I have a Bachmann EZ Command and I am buying a Digitrax Zepher. When I address a loco on the EZ command I press a button (1 thru 10) when I press a "3" is that the same as"03" would be on the Digitrax? Thanks; Don


----------



## waltr (Aug 15, 2011)

yes it is


----------



## Don Trinko (Oct 23, 2012)

Thanks; Don


----------



## New Berlin RR (Feb 11, 2012)

any buttom on the bachmann would coreaspond to the same number on digitrax, only difference is your adding a "0" infront of the number, 01, 02, ect, up until you get to number 10 which on bachmann was "10" (or the analogue mode) where on digitrax theres is "00" but more or less same thing, as you can get up to (IIRC) 220 locos on it...I use the 4 digit addressing system as I like to use the road numbers of each loco to identify each one and where it is...


----------



## Don Trinko (Oct 23, 2012)

Thanks; I am getting a digitrax Zephyr used.

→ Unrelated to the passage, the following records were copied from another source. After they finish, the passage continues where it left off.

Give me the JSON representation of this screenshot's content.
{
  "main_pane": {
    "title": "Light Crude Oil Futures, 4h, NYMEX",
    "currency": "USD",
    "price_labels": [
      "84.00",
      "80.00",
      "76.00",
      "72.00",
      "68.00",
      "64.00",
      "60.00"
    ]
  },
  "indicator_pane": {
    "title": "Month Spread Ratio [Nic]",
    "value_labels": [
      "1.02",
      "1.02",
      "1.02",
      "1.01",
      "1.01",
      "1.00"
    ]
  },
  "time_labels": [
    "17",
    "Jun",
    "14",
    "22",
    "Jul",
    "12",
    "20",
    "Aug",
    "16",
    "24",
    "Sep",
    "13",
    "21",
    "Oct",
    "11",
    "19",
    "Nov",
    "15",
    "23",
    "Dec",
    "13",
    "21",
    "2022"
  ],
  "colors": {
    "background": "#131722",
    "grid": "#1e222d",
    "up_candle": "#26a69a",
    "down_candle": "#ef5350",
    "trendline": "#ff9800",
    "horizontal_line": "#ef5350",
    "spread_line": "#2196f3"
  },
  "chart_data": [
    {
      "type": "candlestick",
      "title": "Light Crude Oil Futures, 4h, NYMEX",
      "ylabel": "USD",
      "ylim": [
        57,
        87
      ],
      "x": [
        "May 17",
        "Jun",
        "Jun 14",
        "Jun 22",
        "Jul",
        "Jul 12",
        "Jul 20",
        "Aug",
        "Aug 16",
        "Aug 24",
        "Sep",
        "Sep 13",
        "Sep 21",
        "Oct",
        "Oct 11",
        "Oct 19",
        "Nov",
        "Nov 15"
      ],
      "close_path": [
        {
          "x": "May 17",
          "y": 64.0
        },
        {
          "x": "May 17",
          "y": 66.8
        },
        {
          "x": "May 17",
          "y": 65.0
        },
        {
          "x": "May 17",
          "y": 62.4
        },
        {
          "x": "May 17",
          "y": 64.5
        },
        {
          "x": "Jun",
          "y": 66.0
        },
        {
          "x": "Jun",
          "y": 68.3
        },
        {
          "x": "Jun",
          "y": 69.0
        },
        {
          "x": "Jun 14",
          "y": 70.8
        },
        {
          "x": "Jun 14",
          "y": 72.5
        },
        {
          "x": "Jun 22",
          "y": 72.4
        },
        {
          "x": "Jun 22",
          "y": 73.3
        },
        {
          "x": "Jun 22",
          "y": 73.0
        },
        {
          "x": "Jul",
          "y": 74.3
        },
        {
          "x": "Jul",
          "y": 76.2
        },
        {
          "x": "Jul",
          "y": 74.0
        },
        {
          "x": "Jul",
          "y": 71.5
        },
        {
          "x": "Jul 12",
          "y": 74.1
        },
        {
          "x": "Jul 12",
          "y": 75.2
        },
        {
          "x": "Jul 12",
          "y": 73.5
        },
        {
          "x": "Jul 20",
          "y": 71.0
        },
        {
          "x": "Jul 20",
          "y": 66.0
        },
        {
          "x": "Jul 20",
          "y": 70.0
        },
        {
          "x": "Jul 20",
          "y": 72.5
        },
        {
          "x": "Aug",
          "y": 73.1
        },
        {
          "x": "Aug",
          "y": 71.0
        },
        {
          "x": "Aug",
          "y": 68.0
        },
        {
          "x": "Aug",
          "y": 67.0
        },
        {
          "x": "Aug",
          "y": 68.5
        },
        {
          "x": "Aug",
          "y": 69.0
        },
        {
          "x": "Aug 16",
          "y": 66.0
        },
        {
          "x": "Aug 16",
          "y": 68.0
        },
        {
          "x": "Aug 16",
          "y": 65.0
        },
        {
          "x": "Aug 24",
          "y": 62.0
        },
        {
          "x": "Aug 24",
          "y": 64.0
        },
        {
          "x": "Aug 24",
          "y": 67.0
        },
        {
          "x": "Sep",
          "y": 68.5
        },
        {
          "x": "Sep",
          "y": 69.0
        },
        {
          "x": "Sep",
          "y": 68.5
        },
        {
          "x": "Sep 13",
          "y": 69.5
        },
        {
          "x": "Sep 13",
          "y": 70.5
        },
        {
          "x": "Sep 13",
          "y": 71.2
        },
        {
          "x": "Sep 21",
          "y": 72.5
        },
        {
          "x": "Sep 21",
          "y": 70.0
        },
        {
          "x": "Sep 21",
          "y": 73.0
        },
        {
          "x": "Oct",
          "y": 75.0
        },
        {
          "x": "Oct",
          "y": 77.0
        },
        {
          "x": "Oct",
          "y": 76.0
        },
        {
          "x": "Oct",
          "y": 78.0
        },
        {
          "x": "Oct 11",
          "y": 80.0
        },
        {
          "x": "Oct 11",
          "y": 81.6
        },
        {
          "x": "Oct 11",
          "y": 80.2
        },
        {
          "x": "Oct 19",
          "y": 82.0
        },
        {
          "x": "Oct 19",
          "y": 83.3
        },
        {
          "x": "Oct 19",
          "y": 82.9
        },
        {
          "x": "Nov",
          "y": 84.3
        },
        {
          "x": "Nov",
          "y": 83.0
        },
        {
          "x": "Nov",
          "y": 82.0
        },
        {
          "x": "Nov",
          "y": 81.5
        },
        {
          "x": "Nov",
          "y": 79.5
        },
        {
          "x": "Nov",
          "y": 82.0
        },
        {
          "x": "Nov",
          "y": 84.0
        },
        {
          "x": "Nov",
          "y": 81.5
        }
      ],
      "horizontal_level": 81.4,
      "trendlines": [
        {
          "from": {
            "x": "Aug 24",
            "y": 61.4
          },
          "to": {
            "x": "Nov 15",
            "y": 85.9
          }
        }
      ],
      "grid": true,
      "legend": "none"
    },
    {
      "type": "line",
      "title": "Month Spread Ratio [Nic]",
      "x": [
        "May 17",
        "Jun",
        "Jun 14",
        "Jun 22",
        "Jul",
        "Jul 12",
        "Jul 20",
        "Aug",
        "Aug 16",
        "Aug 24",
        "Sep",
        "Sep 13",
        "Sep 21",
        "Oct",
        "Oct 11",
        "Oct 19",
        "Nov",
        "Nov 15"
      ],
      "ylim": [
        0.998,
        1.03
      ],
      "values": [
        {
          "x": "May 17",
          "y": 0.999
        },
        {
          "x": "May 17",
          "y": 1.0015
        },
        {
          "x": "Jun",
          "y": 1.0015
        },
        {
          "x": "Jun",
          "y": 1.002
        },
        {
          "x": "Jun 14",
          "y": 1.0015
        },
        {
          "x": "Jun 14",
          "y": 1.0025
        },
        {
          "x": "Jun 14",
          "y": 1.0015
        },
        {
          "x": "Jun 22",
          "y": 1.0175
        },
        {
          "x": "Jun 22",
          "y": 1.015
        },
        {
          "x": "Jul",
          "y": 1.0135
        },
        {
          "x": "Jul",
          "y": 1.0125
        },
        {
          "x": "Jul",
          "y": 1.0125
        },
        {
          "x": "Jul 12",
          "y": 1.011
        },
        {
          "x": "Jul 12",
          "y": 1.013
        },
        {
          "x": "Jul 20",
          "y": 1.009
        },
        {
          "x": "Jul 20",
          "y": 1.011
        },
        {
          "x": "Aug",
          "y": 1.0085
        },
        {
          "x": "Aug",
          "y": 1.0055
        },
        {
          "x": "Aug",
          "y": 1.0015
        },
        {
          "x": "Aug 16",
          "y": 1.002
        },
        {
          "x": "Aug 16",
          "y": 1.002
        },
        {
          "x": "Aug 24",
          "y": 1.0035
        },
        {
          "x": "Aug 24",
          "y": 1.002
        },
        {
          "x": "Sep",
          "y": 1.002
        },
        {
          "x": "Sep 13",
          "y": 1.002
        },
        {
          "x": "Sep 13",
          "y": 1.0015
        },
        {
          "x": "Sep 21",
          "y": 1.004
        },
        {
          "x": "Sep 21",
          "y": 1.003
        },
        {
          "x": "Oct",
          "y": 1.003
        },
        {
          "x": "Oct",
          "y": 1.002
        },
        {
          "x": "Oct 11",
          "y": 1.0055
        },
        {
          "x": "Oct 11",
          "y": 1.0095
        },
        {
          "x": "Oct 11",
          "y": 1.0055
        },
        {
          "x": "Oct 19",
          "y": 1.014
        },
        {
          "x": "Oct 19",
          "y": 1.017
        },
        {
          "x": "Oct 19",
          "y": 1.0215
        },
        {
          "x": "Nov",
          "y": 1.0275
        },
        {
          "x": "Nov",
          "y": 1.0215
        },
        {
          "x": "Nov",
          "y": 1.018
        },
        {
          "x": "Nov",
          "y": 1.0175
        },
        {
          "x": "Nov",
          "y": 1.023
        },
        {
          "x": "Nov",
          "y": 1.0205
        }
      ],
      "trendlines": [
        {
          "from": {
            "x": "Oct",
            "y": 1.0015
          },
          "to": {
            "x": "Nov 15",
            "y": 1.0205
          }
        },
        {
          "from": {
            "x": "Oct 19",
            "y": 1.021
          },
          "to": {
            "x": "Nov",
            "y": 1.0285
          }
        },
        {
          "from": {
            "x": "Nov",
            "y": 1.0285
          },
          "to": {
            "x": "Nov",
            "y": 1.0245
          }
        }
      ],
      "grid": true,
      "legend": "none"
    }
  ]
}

My layout is small so it will probably be all I'll ever need. Don


----------



## waltr (Aug 15, 2011)

I bought the Zephyr years ago and the only additional has been the UT2 (now UT4) throttle as a walk around throttle or for a guest operator.


----------



## Don Trinko (Oct 23, 2012)

I'm looking forward to it. The Bachmann works but the speed control is not real good and 1 amp is marginal at best. (I have been running 2 ho with sound and 1 n no sound)
The 2.5 amps will be all I need. Don


----------